My poor, neglected blog. My business blog is getting updated all the time, but getting the time to create posts for myself always seems to fall by the wayside. Hmm, a metaphor for my life, perhaps? Anyhow, here’s my attempt to not only revitalize my blog but express myself on a topic that is on my mind all the time. You know how it’s said that men think about sex all day long? Well, I think about weight loss all day long. I almost said I think about food all day long - it’s the remnant of an eating disorder spawned as a child (more about that in some other post) that I’ve managed to get a handle on, more or less - but I don’t think about food the way most people think about it. My wife, for instance, will wake up in the morning having dreamt up a new recipe, and say something like “I think I’ll roast a chicken today, with a what’sitmadoodle marinade.” No, I think about food in terms of “will I feel icky tomorrow if I eat this today” (food sensitivities) and “what will happen to my body if I put this in my mouth” (weight gain) and “if I feel hungry, am I really hungry, or just pseudo-hungry?” (emotional eating) and “if I’m truly hungry but eat something at this time of day, what will I feel like in the morning?” (weight gain).

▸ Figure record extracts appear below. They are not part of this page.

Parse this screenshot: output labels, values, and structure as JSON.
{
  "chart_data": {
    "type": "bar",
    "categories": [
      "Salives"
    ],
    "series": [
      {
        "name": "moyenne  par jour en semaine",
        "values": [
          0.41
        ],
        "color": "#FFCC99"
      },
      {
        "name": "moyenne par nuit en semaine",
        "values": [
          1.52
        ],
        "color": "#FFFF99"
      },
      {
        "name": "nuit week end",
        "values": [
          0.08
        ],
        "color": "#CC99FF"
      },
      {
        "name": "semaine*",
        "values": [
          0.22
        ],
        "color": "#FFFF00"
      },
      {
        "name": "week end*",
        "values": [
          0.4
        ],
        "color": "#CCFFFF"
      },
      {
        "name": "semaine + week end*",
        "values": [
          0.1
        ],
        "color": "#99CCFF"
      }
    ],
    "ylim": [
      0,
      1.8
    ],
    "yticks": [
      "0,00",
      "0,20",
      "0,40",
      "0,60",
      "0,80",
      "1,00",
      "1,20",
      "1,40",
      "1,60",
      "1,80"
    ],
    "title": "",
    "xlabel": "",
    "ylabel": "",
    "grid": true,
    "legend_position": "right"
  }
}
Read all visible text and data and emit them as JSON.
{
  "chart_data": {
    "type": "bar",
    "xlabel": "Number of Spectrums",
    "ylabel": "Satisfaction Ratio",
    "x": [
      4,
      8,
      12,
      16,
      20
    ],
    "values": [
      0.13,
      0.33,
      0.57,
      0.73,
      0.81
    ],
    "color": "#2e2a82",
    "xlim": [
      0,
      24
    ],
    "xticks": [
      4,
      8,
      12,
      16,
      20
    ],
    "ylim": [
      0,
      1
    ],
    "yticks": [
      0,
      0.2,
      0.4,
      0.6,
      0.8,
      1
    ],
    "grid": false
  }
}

It’s said that people on weight loss program will have a 50% greater chance of success if they keep a food diary. Well, I’ve tried that. It’s a hopeless pain in the posterior. So until I can team up with someone to program a smart phone/iphone app that has the design aspects that will make it actually usable, (instead of throwing in the towel after a week because I’m too busy to update the darned thing), this will be my food diary. It’s a different kind of diary, but I’m hoping it will allow me to vent when I’m frustrated, celebrate my accomplishments, and generally put my thoughts out there in a way that is completely frightening but perhaps helpful to my fellow dieters.